Symmetry breaking in Grasshopper-type Ising models

Distance-selective interactions in Ising systems give rise to a range of rich and unexpected phenomena. A notable example is the so-called Grasshopper Ising model, a conserved spin Ising model with interactions only between spins at a fixed distance. This model is the discrete version of the following mathematical problem: A grasshopper lands at a random point on a planar lawn of area one. It then makes one jump of fixed distance in a random direction. What lawn shape maximizes the probability that the grasshopper lands on the lawn after the jump? The solution to this problem, corresponding to the ground state of the Grasshopper Ising model, exhibits spontaneous breaking of rotational symmetry and the emergence of cogwheel-like structures and other unexpected shapes, which also resemble patterns reported in simulations of dipolar Bose-Einstein condensates.

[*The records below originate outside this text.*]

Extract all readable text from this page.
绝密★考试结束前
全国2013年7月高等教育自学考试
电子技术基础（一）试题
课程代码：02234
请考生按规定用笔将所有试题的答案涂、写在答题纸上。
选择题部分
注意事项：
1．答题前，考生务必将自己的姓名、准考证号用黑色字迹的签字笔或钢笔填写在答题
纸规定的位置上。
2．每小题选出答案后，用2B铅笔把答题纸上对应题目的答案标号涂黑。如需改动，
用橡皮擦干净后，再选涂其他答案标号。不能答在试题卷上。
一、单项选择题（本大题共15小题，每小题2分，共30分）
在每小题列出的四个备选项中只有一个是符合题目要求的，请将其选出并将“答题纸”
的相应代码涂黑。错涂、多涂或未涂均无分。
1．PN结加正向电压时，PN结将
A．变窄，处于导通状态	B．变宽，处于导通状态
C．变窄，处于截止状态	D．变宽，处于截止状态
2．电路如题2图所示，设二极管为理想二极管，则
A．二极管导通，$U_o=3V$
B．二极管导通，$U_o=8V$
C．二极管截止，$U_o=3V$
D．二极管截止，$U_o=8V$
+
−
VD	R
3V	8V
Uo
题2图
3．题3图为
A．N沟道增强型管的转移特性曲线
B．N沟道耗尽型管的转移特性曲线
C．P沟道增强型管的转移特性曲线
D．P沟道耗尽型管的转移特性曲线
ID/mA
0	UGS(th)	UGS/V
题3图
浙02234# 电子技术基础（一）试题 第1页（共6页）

In this poster, we explore these symmetry breaking properties in several experimentally relevant variants of the model. To accurately approximate the continuous grasshopper problem, the fixed interaction range of the corresponding Ising model must be large. However, potential experimental realizations (for instance with Rydberg atom arrays) are likely limited to small interaction ranges. With this in mind, we analyze the Grasshopper Ising model with small numbers of spins, which correspond to smaller interaction ranges. We identify the minimum system size required for the emergence of recognizable cogwheel structures and reveal a power-law dependence of cogwheel height on system size. We also discuss a variant of the model with smeared interactions that have a finite Gaussian width and identify critical widths beyond which rotational symmetry is restored.